Desert Solipsist

A new Ed Abbey biography doesn't quite tell all, but reveals almost enough.

First, I must say that I am not a proper reviewer for the new, scholarly biography of Edward Abbey by James M. Cahalan: I was married to Ed for six years back in the mid-Cretaceous (1973-1979). This is also, of course, why Tucson Weekly editor James Reel asked me to do it, but not before he'd been turned down by Chuck Bowden, who'd already blurbed the book. As everybody knows, Tucson is a town with at most two degrees of separation.

Not that my personal history is any particular distinction: Ed married five times, besides jumping into the sack with basically any girl he could charm into it--and charm he could. Women who slept with Ed Abbey constitute a sizable, although aging, female sub-population in the Southwestern United States, and Cahalan, a tireless researcher, seems to have talked with most of them. He also interviewed dozens of the many Friends of Ed still wandering around loose, each telling his well-worn tale.

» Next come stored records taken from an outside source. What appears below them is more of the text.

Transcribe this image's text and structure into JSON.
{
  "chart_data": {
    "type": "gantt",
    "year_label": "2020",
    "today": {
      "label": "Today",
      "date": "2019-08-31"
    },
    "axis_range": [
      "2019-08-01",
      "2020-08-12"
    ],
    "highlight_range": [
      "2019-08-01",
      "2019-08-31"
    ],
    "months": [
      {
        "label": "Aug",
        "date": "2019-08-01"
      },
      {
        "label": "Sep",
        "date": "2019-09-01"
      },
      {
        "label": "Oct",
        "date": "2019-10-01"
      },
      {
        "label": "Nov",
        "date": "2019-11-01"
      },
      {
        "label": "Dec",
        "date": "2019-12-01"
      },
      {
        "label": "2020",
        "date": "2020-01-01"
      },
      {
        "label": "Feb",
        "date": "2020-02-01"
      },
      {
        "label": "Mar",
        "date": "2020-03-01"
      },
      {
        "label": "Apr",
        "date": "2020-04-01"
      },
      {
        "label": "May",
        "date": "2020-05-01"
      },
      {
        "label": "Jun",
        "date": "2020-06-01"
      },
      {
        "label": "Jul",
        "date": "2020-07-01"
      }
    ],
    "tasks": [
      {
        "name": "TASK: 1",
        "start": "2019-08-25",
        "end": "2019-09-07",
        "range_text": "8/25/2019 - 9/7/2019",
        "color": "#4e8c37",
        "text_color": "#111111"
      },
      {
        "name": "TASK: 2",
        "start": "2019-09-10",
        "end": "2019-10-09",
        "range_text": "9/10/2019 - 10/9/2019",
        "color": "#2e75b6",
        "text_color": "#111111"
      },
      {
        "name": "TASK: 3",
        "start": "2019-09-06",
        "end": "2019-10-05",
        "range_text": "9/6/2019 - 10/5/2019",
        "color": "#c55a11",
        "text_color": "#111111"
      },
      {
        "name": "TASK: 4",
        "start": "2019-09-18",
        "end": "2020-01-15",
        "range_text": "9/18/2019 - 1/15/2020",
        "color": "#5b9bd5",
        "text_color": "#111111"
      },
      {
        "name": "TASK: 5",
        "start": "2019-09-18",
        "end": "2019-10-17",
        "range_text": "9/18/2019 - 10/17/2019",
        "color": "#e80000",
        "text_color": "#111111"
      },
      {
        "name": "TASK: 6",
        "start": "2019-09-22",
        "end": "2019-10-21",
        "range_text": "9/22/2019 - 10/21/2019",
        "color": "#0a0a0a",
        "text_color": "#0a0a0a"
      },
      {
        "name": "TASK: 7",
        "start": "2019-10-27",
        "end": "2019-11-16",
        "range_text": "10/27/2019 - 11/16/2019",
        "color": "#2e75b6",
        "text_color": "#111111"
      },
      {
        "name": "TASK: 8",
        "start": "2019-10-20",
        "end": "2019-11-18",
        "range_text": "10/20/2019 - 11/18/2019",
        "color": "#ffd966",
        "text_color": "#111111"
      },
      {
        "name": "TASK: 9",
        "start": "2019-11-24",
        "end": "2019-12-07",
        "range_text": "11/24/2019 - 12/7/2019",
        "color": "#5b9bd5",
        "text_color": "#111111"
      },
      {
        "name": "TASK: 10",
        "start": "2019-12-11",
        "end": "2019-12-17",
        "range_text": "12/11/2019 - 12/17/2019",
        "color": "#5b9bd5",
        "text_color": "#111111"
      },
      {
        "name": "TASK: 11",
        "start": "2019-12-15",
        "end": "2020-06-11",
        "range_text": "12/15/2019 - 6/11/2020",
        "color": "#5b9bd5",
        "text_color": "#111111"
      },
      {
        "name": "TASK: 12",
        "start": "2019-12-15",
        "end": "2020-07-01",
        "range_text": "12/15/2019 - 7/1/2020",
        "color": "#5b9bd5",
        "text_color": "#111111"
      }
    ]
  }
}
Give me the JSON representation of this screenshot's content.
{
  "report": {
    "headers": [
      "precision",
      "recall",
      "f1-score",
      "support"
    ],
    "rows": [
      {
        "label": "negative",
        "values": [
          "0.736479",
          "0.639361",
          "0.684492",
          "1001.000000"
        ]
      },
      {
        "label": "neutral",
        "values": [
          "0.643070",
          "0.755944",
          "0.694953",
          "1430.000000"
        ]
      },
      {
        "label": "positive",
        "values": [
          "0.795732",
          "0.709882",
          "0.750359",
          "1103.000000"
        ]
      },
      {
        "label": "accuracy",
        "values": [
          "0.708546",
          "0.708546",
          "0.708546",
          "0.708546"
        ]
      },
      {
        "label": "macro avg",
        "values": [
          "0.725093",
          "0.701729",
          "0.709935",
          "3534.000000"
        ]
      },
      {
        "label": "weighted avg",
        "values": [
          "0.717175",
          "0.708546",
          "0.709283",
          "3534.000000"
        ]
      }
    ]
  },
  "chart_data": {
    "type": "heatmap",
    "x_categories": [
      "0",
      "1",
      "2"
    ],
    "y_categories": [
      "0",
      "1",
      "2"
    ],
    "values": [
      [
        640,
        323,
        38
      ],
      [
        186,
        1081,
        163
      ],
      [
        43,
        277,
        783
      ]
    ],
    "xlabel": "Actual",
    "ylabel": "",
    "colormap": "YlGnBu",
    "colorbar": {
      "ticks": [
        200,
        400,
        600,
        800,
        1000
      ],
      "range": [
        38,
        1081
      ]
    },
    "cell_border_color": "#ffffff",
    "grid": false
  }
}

The most daunting part of the research, though, must have been reading through the countless black-and-white bound journals Ed scrawled in through his life. About halfway through the book, the mountain of juicy braggadocio stored in UA Special Collections threatens to overwhelm a discouraged-sounding Cahalan, whose narrative begins to break down for pages at a time into repetitive accounts of stunningly bad behavior with a confusing cast of female walk-ons. (And some of the most embarrassing stuff isn't even there. Before he gave the first batch to the library in the spring of 1974, Ed sat at his desk in the trailer out at Aravaipa and ripped out page after page of "moaning over women," while the librarian who'd come to collect them--it must have been David Laird--watched helplessly.)

Finally, though, Clarke, Ed's last wife (and widow) shows up and puts a stop to his running around. Cahalan heaves an almost audible sigh of relief as his subject is transformed into a decent, if sickly, family man, good at last and situated in a pleasing domestic scene. I am here to testify that Clarke's taming of Ed was an unparalleled triumph of feminine will. She was the one right after me. In point of fact, as Cahalan establishes, there was an overlap of nearly a year in the two relationships, but that's a matter of purely private interest, like some misrepresentations by Ed about the early marriages, and the identities of a couple of the chicas in the wings during my time. I have never found the notes to any book so compelling.

Another problem with my reviewing the bio is that it's unreasonable for me to point out errors or criticize, since I declined to be interviewed. Ed, however, was militantly unreasonable, so why should I care?

For the record: Sierra Club banquet in Phoenix, not "a high school in Tucson"; December 30, 1973, not February 10, 1974; Dodge PowerWagon, not VW van; the Macraes visited in the spring of 1974, not 1973. Oh, and I strongly object to Cahalan's statement (on page 155) that I was "enamored of gourmet cooking." Appearing even in ghostly form in a cult figure's biography is unpleasant enough without being subjected to prose like that.

So, for me this was a gripping read, but will its intended audience--Abbey fans everywhere--rush to buy? Probably--at least once it goes into paper. The persona Ed constructed in his largely autobiographical work is so outrageous, so mocking and cartoonish, that inquiring minds have always wanted to know: What was he really like? How much, heh, heh, wooden-shoe business did Abbey really do, and where and when? Was he such a rat with women? What kind of man wrote Desert Solitaire?

Cahalan actually answers the last question fairly well, although he necessarily spends so much time sorting out the jobs and houses and girlfriends that he doesn't give the reader much sense of how Ed lived, day in, day out. It's only when Bowden talks about him, for example, that the bio acknowledges how deeply bookish Ed was--how much of his life he spent reading. In fact, when he was home, or on a lookout, most of his time was divided pretty consistently among three activities: reading, writing and walking.

Also, he drank huge quantities of tea to keep warm in his drafty houses, he re-read Montaigne and Burton when he felt sorry for himself, and he loved his stack of scratched recordings of sloppy late-Romantic music. (Mahler and Bruckner, for God's sake.) He both adored and despised domesticity. He was not, of course, either a racist or a misogynist--Cahalan's right. He was, as my mother once observed, quite fondly, "just a very old teenaged boy."

He was often very funny. He wasn't much interested in other people, which doomed him as a serious novelist. He always got his way.

That's what Ed was like. But the question any reader of a writer's biography most wants answered remains open, as it must. What compelled him to hurl so much of his fierce, impulsive energy into words and words and more words, and what happened, exactly, when he did his best work? How did he write Desert Solitaire? There's no explanation--he could and he did.

He was more alive than most people, he gave the world a book that will last, and now he's been dead for years. God bless him and keep him.